The bottom line is this: we have all been so busy getting our certifications, learning surgeon specific needs, and meeting hospital desires, we forgot to look out for ourselves and the important part we play in the industry. First Assists are an individual industry, just like MD’s and PA’s, and we need and deserve that same acknowledgement.

So I am issuing a challenge to you, companies like mine, and certifying entities to ban together and demand our service to the industry be recognized, acknowledged as the Standard of Care and paid fairly by employers and health insurance companies for our higher level of training, expertise, and professional liability. It is time for all First Assists, regardless of certification or specialty, to ask our surgeons and hospital affiliations to stand with us and support us in the goal of professional recognition.

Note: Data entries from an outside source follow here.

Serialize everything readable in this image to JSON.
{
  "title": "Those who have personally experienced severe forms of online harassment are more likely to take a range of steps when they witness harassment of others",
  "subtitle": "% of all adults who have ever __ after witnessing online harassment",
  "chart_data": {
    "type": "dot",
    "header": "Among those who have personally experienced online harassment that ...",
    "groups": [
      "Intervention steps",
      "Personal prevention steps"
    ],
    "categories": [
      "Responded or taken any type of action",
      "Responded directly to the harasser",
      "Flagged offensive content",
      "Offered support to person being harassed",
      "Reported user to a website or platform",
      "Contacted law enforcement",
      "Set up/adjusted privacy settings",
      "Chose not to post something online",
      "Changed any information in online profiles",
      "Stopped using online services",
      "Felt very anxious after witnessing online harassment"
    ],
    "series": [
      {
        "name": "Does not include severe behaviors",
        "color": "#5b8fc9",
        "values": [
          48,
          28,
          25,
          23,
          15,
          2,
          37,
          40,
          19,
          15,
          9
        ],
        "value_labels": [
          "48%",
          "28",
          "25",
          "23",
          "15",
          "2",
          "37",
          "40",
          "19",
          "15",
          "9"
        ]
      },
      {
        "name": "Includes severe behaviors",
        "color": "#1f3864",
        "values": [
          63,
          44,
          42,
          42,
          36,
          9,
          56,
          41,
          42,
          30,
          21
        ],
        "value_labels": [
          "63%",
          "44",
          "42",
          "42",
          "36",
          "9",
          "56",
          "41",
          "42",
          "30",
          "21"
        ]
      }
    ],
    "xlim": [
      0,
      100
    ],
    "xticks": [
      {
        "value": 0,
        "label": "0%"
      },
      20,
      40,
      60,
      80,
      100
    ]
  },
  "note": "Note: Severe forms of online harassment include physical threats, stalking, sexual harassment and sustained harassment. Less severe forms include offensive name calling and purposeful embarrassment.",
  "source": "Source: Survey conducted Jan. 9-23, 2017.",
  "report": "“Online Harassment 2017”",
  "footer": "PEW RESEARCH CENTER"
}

Until we do this as a collective group, the insurance industry and other parties will continue to wrongfully minimize our contribution to the surgical process and patient outcomes. More importantly, First Assists are the perfect standard bearers to represent and promote our “Standard of Care.” A recognized and thriving First Assist industry is one element of healthcare that can act as a catalyst to make the OR economically viable now and into the future. We already know this to be true. Now it is time to bring this message to the entities that affect us.

Now that you have read and digested the Standard of Care concept I presented above, I look forward to hearing your thoughts. How we can turn this concept into a mechanism for change First Assists around the country can use to make their role as standard bearers more productive and effective? We look forward to reading your comments with enthusiasm.